CFPB: TRID Rule Resulted In Added Cost For Mortgage Companies

CFPB: TRID Rule Resulted In Added Cost For Mortgage Companies

October 2, 2020
Person analyzing data.

The Consumer Financial Protection Bureau's assessment of the TRID Integrated Disclosure Rule issued a number of key findings, including the fact that the rule resulted in sizable implementation costs for mortgage companies.

The assessment, which was conducted in accordance with Section 1022(d) of the Dodd-Frank Act, also found that firms reported increases in their ongoing costs. The CFPB noted that it is unsure whether these increases were attributed to ongoing trends or the TRID rule.

"The TRID Rule appears to have created sizable implementation costs for lenders and closing companies," according to CFPB director Kathleen L. Kraninger. "Based on the industry surveys, a typical cost for a lender to implement the TRID Rule was $146 per mortgage originated in 2015, or roughly 2.0 percent of the average cost of originating a mortgage. Similarly, a typical cost for a closing company to implement the TRID Rule was $39 per closing in 2015 or about ten percent of the average cost of closing."

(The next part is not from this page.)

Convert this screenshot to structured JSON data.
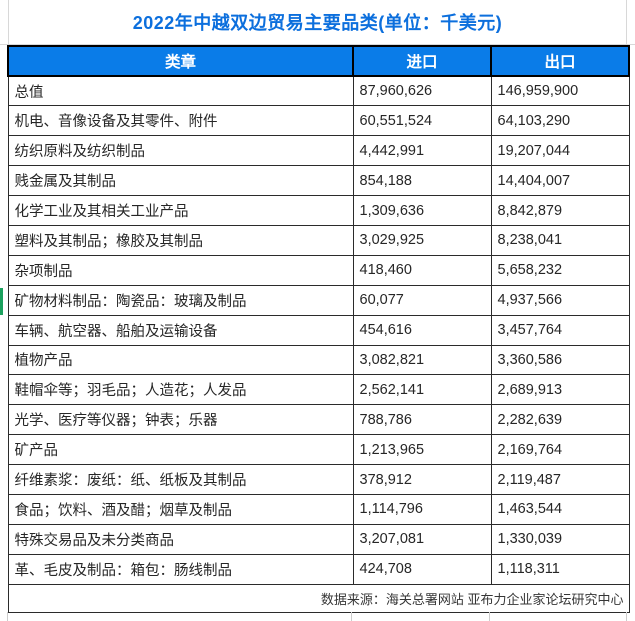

"The TRID Rule appears to have decreased mortgage originations and increased closing times, but these measures returned to pre-TRID Rule levels in a relatively short period of time," added Kraninger.

According to the assessment, there were no potential effects on the range of market outcomes like interest rates or origination volumes. The TRID rule also provided a mixture of benefits and difficulties for consumers, however, it leaned mostly towards the positive side.

"The evidence available for the assessment indicates that the TRID Rule improved consumers’ ability to locate key information, compare terms and costs between initial disclosures and final disclosures, and compare terms and costs across mortgage offers," according to the CFPB.

The CFPB also accompanied its assessment with a data point release. The data point featured research that examined data for about 50,000 mortgages. However, they may not be representative of all mortgages, according to the CFPB. 

"The research found that almost 90 percent of mortgage loans involved at least one revision, 62 percent received at least one revised Loan Estimate, and 49 percent received at least one corrected Closing Disclosure," according to the Data Point.

"Additionally, the report found that the prevalence of changes in loan terms between the first Loan Estimate and the last Closing Disclosure varied greatly across loan terms: APR changes occurred in more than 40 percent of mortgages; loan amount and the loan to value ratio changed for almost 25 percent of mortgages and interest rate changed for eight percent of mortgages."